DECHEMA is the German equivalent of the American Institute of Chemical Engineers. The prize is awarded every year to an outstanding early-career chemical reaction engineer whose innovative research demonstrates a distinctive scientific profile.
Kreitz won the award for his pioneering work on the automated construction of reaction mechanisms for heterogeneously catalyzed reactions and multiscale modeling with uncertainty quantification.
Kretiz said this work has laid the foundation for a universally applicable framework that enables atomistic insights into complex catalytic processes, which the chemical reaction engineering community can leverage to address key challenges.
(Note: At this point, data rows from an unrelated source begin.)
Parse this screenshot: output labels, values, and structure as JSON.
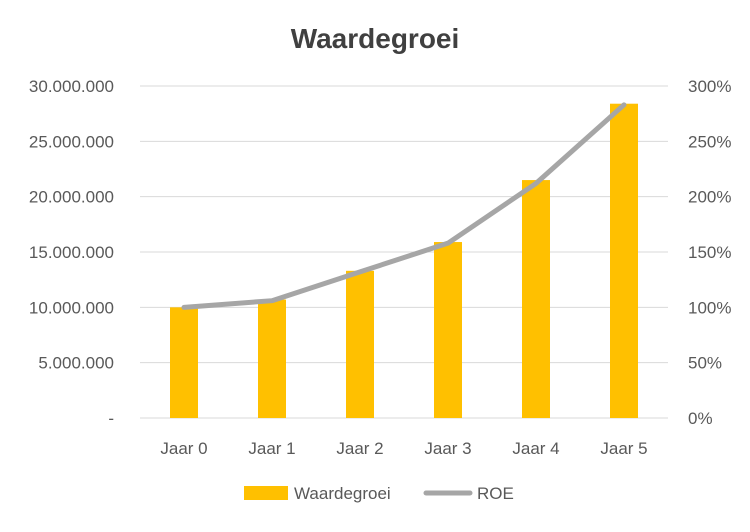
{
  "chart_data": {
    "type": "bar",
    "title": "Waardegroei",
    "categories": [
      "Jaar 0",
      "Jaar 1",
      "Jaar 2",
      "Jaar 3",
      "Jaar 4",
      "Jaar 5"
    ],
    "series": [
      {
        "name": "Waardegroei",
        "type": "bar",
        "axis": "left",
        "color": "#FFC000",
        "values": [
          10000000,
          10700000,
          13300000,
          15900000,
          21500000,
          28400000
        ]
      },
      {
        "name": "ROE",
        "type": "line",
        "axis": "right",
        "color": "#A6A6A6",
        "values": [
          1.0,
          1.06,
          1.32,
          1.58,
          2.12,
          2.83
        ]
      }
    ],
    "y_left": {
      "min": 0,
      "max": 30000000,
      "ticks": [
        0,
        5000000,
        10000000,
        15000000,
        20000000,
        25000000,
        30000000
      ],
      "tick_labels": [
        "-",
        "5.000.000",
        "10.000.000",
        "15.000.000",
        "20.000.000",
        "25.000.000",
        "30.000.000"
      ]
    },
    "y_right": {
      "min": 0,
      "max": 3,
      "ticks": [
        0,
        0.5,
        1,
        1.5,
        2,
        2.5,
        3
      ],
      "tick_labels": [
        "0%",
        "50%",
        "100%",
        "150%",
        "200%",
        "250%",
        "300%"
      ]
    },
    "grid": true,
    "legend": "bottom"
  }
}
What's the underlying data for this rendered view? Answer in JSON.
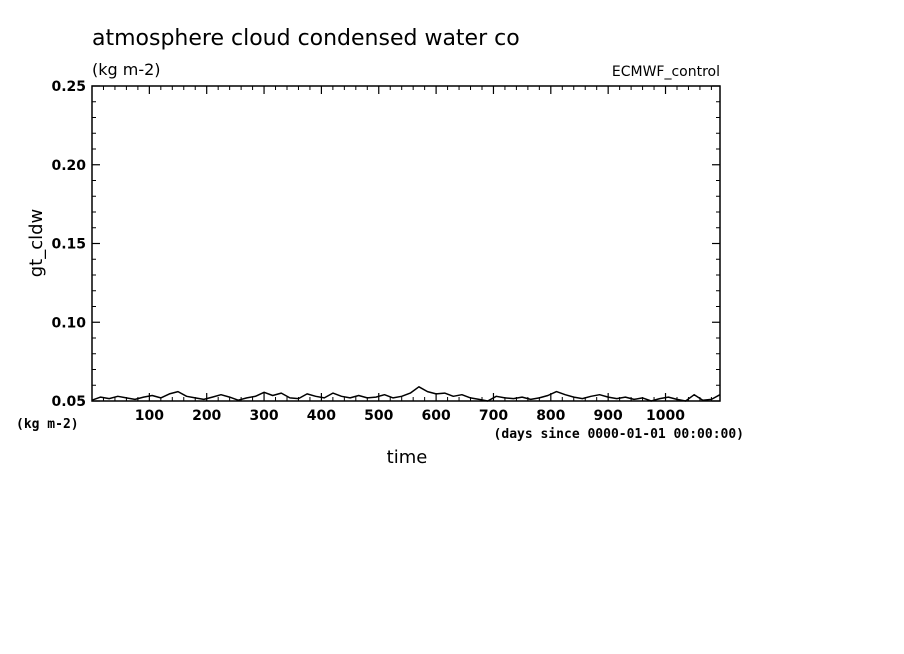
{
  "chart_data": {
    "type": "line",
    "title": "atmosphere cloud condensed water co",
    "units_label": "(kg m-2)",
    "dataset_label": "ECMWF_control",
    "xlabel": "time",
    "x_units": "(days since 0000-01-01 00:00:00)",
    "ylabel": "gt_cldw",
    "y_units": "(kg m-2)",
    "xlim": [
      0,
      1095
    ],
    "ylim": [
      0.05,
      0.25
    ],
    "x_ticks": [
      100,
      200,
      300,
      400,
      500,
      600,
      700,
      800,
      900,
      1000
    ],
    "x_tick_labels": [
      "100",
      "200",
      "300",
      "400",
      "500",
      "600",
      "700",
      "800",
      "900",
      "1000"
    ],
    "y_ticks": [
      0.05,
      0.1,
      0.15,
      0.2,
      0.25
    ],
    "y_tick_labels": [
      "0.05",
      "0.10",
      "0.15",
      "0.20",
      "0.25"
    ],
    "grid": false,
    "line_color": "#000000",
    "series": [
      {
        "x": [
          0,
          15,
          30,
          45,
          60,
          75,
          90,
          105,
          120,
          135,
          150,
          165,
          180,
          195,
          210,
          225,
          240,
          255,
          270,
          285,
          300,
          315,
          330,
          345,
          360,
          375,
          390,
          405,
          420,
          435,
          450,
          465,
          480,
          495,
          510,
          525,
          540,
          555,
          570,
          585,
          600,
          615,
          630,
          645,
          660,
          675,
          690,
          705,
          720,
          735,
          750,
          765,
          780,
          795,
          810,
          825,
          840,
          855,
          870,
          885,
          900,
          915,
          930,
          945,
          960,
          975,
          990,
          1005,
          1020,
          1035,
          1050,
          1065,
          1080,
          1095
        ],
        "values": [
          0.0505,
          0.0525,
          0.0515,
          0.053,
          0.052,
          0.051,
          0.0525,
          0.0535,
          0.052,
          0.0545,
          0.056,
          0.053,
          0.052,
          0.051,
          0.0525,
          0.054,
          0.0525,
          0.0505,
          0.052,
          0.053,
          0.0555,
          0.0535,
          0.055,
          0.052,
          0.0515,
          0.0545,
          0.053,
          0.052,
          0.055,
          0.053,
          0.052,
          0.0535,
          0.052,
          0.0525,
          0.054,
          0.052,
          0.053,
          0.055,
          0.059,
          0.056,
          0.0545,
          0.055,
          0.053,
          0.054,
          0.052,
          0.051,
          0.05,
          0.053,
          0.052,
          0.0515,
          0.0525,
          0.051,
          0.052,
          0.0535,
          0.056,
          0.054,
          0.0525,
          0.0515,
          0.053,
          0.054,
          0.0525,
          0.0515,
          0.0525,
          0.051,
          0.052,
          0.05,
          0.0515,
          0.0525,
          0.051,
          0.05,
          0.054,
          0.0505,
          0.051,
          0.054
        ]
      }
    ]
  }
}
He received the honor during the recent Annual Meeting on Reaction Engineering 2025 in Würzburg, Germany. In addition to the 1000 Euro prize, Kreitz delivered a plenary lecture at the conference titled “Progress towards predictive multiscale modeling in heterogeneous catalysis.”
The award is named after Professor Hanns Hofmann, who has significantly shaped chemical reaction engineering in Germany and established it as a distinct academic field of study.